Of course computing $H_k(U_X)$ is a way to solve this problem, but I don't know how compute $U_X$. Also my tutor told me, that this is not necessary and the properties of the universal cover are sufficient to solve this.
my thoughts so far
I think, that showing $H_2(U_X)\not= 0$ is now the best way to proof the statement, because $H_2(S^2)= \Bbb Z$ and $S^2$ is the universal cover of $S^2$ and has to be "contained" in $U_X$ somehow…
Let $p \colon U_X \to X$ the covering map. I tried to show that the induced map $p_* \colon H_2(U_X) \to H_2(X) \cong \Bbb Z$ has non-trivial image (or even is surjective) by looking at the pair sequences of $(U_X,A)$ and $(X,B)$, where $A \subset U_X$ is one of the disjoint subsets of $p^{-1}(B)$, but that did not work out.
Thanks in advance for any help 🙂
PS: I already read this, but it didn't help me for the reasons mentioned above.
Best Answer
The universal cover of $T$ is contractible hence homology vanishes.
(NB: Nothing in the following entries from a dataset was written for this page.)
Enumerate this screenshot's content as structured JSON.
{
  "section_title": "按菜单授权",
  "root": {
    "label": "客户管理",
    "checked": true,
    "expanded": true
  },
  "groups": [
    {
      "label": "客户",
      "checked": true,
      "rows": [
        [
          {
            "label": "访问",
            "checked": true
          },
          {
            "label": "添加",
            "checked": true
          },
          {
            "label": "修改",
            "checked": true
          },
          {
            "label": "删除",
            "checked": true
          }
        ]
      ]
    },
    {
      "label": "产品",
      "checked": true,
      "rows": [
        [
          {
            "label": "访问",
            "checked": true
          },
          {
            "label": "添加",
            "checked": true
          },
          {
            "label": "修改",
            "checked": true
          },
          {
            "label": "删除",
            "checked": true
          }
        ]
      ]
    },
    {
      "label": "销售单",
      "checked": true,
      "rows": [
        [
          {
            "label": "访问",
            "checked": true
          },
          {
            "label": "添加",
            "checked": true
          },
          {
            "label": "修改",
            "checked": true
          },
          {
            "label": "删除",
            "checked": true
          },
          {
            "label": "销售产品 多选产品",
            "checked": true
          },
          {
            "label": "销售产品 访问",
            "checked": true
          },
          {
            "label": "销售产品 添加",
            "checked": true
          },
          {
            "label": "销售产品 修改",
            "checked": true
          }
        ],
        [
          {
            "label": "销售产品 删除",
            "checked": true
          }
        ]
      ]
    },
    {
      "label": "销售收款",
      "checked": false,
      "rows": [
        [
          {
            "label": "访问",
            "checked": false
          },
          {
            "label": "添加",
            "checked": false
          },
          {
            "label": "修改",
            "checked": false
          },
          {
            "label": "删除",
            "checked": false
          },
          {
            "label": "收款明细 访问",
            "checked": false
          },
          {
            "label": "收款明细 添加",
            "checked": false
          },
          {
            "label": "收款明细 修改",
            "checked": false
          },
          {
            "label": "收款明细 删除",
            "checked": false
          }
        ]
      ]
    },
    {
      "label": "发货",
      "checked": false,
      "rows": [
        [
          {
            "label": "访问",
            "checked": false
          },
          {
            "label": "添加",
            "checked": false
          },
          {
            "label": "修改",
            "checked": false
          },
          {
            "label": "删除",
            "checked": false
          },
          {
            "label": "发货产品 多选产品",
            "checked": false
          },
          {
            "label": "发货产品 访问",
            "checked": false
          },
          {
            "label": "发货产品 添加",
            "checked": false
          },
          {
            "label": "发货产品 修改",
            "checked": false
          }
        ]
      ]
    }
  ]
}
Now consider $\hat X$ the universal cover. You know that $H_2(X) \neq 0$ and you also know that you have the inclusion $i: S^2 \to X$ and that $H_2(i):H_2(S^2)\to H_2(X)$ is non-trivial. But $S^2$ is simply connected, hence there is a lift $\tilde i:S^2 \to \hat X$ and since $H_2(i)=H_2(p\tilde i)=H_2(p)H_2(\tilde i)$ is non trivial as mentioned before, so is $H_2(\tilde i)$. In particular $\hat X$ has non-trivial homology.